Das Bourne Ultimatum
Außer der Windschutzscheibe waren die Fenster nicht nur gefärbt, sondern beinahe undurchsichtig. »Machen Sie schon, sehn Sie her!« Der Capo, den Blick auf die Straße gerichtet, verdrehte seinen Kopf grotesk in Richtung Panov. Seine dicken Lippen waren hochgezogen und seine Zähne gebleckt wie bei einem Kind, das vor einem Spiegel Monster spielt.
»Sagen Sie mir, was Sie sehen.«
»Es ist zu dunkel hier drinnen«, erwiderte Mo. Aber das Wichtigste, was er sehen wollte, konnte er durch die Windschutzscheibe erkennen. Sie befanden sich auf einer Landstraße, so schmal und so ländlich, dass es schon einen Schritt daneben nichts als Schlamm gab. Wohin immer er gefahren wurde, es geschah auf extremen Umwegen.

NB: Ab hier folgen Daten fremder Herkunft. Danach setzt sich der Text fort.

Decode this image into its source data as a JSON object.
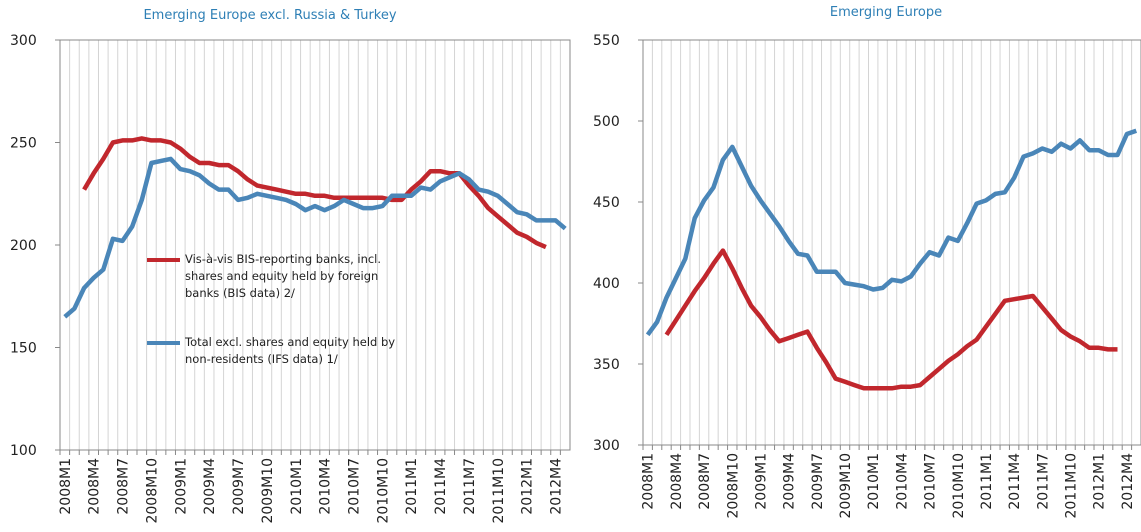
{
  "chart_data": [
    {
      "type": "line",
      "title": "Emerging   Europe excl. Russia & Turkey",
      "categories": [
        "2008M1",
        null,
        null,
        "2008M4",
        null,
        null,
        "2008M7",
        null,
        null,
        "2008M10",
        null,
        null,
        "2009M1",
        null,
        null,
        "2009M4",
        null,
        null,
        "2009M7",
        null,
        null,
        "2009M10",
        null,
        null,
        "2010M1",
        null,
        null,
        "2010M4",
        null,
        null,
        "2010M7",
        null,
        null,
        "2010M10",
        null,
        null,
        "2011M1",
        null,
        null,
        "2011M4",
        null,
        null,
        "2011M7",
        null,
        null,
        "2011M10",
        null,
        null,
        "2012M1",
        null,
        null,
        "2012M4",
        null
      ],
      "series": [
        {
          "name": "Vis-à-vis BIS-reporting banks, incl. shares and equity held by foreign banks (BIS data) 2/",
          "color": "#c1272d",
          "values": [
            null,
            null,
            227,
            235,
            242,
            250,
            251,
            251,
            252,
            251,
            251,
            250,
            247,
            243,
            240,
            240,
            239,
            239,
            236,
            232,
            229,
            228,
            227,
            226,
            225,
            225,
            224,
            224,
            223,
            223,
            223,
            223,
            223,
            223,
            222,
            222,
            227,
            231,
            236,
            236,
            235,
            235,
            229,
            224,
            218,
            214,
            210,
            206,
            204,
            201,
            199,
            null,
            null
          ]
        },
        {
          "name": "Total excl. shares and equity held by non-residents (IFS data) 1/",
          "color": "#4a86b8",
          "values": [
            165,
            169,
            179,
            184,
            188,
            203,
            202,
            209,
            222,
            240,
            241,
            242,
            237,
            236,
            234,
            230,
            227,
            227,
            222,
            223,
            225,
            224,
            223,
            222,
            220,
            217,
            219,
            217,
            219,
            222,
            220,
            218,
            218,
            219,
            224,
            224,
            224,
            228,
            227,
            231,
            233,
            235,
            232,
            227,
            226,
            224,
            220,
            216,
            215,
            212,
            212,
            212,
            208
          ]
        }
      ],
      "ylim": [
        100,
        300
      ],
      "yticks": [
        100,
        150,
        200,
        250,
        300
      ],
      "grid": true
    },
    {
      "type": "line",
      "title": "Emerging Europe",
      "categories": [
        "2008M1",
        null,
        null,
        "2008M4",
        null,
        null,
        "2008M7",
        null,
        null,
        "2008M10",
        null,
        null,
        "2009M1",
        null,
        null,
        "2009M4",
        null,
        null,
        "2009M7",
        null,
        null,
        "2009M10",
        null,
        null,
        "2010M1",
        null,
        null,
        "2010M4",
        null,
        null,
        "2010M7",
        null,
        null,
        "2010M10",
        null,
        null,
        "2011M1",
        null,
        null,
        "2011M4",
        null,
        null,
        "2011M7",
        null,
        null,
        "2011M10",
        null,
        null,
        "2012M1",
        null,
        null,
        "2012M4",
        null
      ],
      "series": [
        {
          "color": "#c1272d",
          "values": [
            null,
            null,
            368,
            377,
            386,
            395,
            403,
            412,
            420,
            409,
            397,
            386,
            379,
            371,
            364,
            366,
            368,
            370,
            360,
            351,
            341,
            339,
            337,
            335,
            335,
            335,
            335,
            336,
            336,
            337,
            342,
            347,
            352,
            356,
            361,
            365,
            373,
            381,
            389,
            390,
            391,
            392,
            385,
            378,
            371,
            367,
            364,
            360,
            360,
            359,
            359,
            null,
            null
          ]
        },
        {
          "color": "#4a86b8",
          "values": [
            368,
            376,
            391,
            403,
            415,
            440,
            451,
            459,
            476,
            484,
            472,
            460,
            451,
            443,
            435,
            426,
            418,
            417,
            407,
            407,
            407,
            400,
            399,
            398,
            396,
            397,
            402,
            401,
            404,
            412,
            419,
            417,
            428,
            426,
            437,
            449,
            451,
            455,
            456,
            465,
            478,
            480,
            483,
            481,
            486,
            483,
            488,
            482,
            482,
            479,
            479,
            492,
            494
          ]
        }
      ],
      "ylim": [
        300,
        550
      ],
      "yticks": [
        300,
        350,
        400,
        450,
        500,
        550
      ],
      "grid": true
    }
  ]
}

»Öffnen Sie das verdammte Fenster!«, bellte der Wächter, den Kopf immer noch verdreht, wobei sein offenstehender Mund einer Karikatur von Orca glich, einem Wal, der sich übergeben wollte. »Verheimlichen Sie mir nichts. Ich werde diesem Sack jeden Finger brechen! Er kann dann seine verdammten Operationen mit den Ellbogen machen! Ich habe meiner Schwester gesagt, dass er nicht gut ist, dieser Windhund. Liest immer Bücher, keine action, wenn Sie wissen, was ich meine?«
»Wenn Sie mal für ein paar Sekunden zu schreien aufhören, dann kann ich mehr erkennen«, sagte Panov, nachdem er das Fenster auf seiner Seite runtergedreht hatte und nichts als Bäume sah und gewöhnliches Gebüsch auf einer entschieden abgelegenen Straße, die bestimmt nicht auf vielen Karten eingezeichnet war. »Da haben wir es«, fuhr Mo fort und hob seine locker gebundenen Hände zu dem Mund des Capo, ohne jedoch die Straße aus dem Auge zu lassen. »O mein Gott!«, schrie Panov.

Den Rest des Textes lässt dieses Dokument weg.